Mekanların tasarımlarında bağlam her zaman güçlü bir etken olmuştur.Üniversitelerin tasarım bölümlerinde de sürekli vurgulanan kullanıcı profili de büyük bir etkendir.Çünkü tasarım doğrudan insanla ilişkilidir.Tabii ki kullanıcı yani insan faktörü göz ardı edilemez, ancak işin içine ''insan'' etkeni girince o zaman kullanıcının sınırlarını belirlemek de zorlaşır.

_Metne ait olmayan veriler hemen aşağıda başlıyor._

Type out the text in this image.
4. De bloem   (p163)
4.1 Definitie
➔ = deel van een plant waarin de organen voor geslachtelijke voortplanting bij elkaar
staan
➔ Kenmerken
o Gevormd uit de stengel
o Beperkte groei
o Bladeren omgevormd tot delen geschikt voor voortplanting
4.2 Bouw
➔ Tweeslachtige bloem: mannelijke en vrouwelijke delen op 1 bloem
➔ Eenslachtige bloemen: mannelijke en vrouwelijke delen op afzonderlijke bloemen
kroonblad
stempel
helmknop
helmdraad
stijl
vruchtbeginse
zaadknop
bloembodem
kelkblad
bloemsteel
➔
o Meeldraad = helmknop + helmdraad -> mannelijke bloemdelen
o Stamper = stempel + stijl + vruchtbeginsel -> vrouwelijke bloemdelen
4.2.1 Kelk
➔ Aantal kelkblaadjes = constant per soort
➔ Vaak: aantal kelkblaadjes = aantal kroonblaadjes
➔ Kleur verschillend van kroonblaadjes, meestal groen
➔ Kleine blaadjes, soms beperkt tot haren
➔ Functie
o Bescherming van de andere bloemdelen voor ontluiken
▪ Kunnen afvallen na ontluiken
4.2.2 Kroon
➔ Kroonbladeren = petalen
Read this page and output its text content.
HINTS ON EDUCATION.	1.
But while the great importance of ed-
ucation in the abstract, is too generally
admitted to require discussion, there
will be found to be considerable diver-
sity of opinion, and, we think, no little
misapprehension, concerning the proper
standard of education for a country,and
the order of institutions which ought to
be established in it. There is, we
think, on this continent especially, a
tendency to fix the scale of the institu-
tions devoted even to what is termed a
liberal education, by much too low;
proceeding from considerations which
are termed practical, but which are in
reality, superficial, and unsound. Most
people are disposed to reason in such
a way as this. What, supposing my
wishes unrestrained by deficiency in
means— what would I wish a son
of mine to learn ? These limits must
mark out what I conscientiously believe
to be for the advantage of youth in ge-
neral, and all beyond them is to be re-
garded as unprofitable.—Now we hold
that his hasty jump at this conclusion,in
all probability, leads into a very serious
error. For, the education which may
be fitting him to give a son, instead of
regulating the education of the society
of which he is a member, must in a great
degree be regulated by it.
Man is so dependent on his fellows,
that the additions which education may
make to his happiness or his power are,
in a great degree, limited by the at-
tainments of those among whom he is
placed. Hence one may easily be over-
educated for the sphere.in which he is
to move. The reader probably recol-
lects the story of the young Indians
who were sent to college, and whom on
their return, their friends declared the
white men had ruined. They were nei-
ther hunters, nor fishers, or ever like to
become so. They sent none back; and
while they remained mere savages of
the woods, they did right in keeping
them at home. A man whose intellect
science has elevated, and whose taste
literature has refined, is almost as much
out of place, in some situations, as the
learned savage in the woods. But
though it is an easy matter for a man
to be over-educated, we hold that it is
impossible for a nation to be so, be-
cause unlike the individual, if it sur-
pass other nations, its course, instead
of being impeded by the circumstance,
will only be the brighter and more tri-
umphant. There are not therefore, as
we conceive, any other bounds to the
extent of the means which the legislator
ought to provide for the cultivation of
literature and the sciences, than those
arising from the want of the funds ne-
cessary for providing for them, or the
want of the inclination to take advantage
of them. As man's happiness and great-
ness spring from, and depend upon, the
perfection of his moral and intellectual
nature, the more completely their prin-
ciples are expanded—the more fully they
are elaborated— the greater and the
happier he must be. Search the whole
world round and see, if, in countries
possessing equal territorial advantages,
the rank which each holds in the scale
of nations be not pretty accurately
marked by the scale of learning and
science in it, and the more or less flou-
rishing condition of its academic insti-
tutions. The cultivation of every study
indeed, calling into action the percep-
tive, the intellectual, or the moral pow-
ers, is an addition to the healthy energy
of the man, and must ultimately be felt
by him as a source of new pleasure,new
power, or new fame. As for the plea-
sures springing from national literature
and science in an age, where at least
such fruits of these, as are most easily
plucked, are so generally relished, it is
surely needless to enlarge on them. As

İnsanlar  en temel mekansal ihtiyaçlarını tasarlanan her düzlemde gerçekleştiriler.Örneğin; görsellerde olduğu gibi bir evsiz; Mecidiyeköy'de asıl fonksiyonu durakta bekleyen insanların oturması için olan düzlemi yatma fonksiyonu için kullanıyor,ya da herhangi bir oturma elemanı tasarlanmamasına rağmen çiftler o mekanda oturup sosyalleşiyorlar.Hatta tam karşılarında sadece bir inşaat vardır,ama insan için onun o an ki duygularını harekete geçiren her görsel izlenmeye değerdir.Peki bu yeşil alanın mekansal kimliğini tasarımcısı mı yoksa orada oturan çiftler mi belirlemiştir?İşte bu, insanların alanları mekansallaştırmasıdır.Bir diğer şekilde söylemek gerekirse zaten var olan mekanı en ufak insani fonksiyonlarını gerçekleştirerek mekanı gerçekten tanımlarlar.Örneğin;yukarıda sol en üstteki görselde Taksim meydanındaki anıt ve çevresindeki yeşili dış etkenlerken koruma amaçlı korkuluklar inşa edilmiştir.Ancak insanlar o koruma amaçlı olan korkulukları oturma elemanı , sadece görsel amaçlı (tasarımcısı tarafından üstüne basılması istenilmeyen) yeşil alanı da yatma,uzama,dinlenme  mekanı olarak tanımlamıştır,yani mekansallaştırmışdır.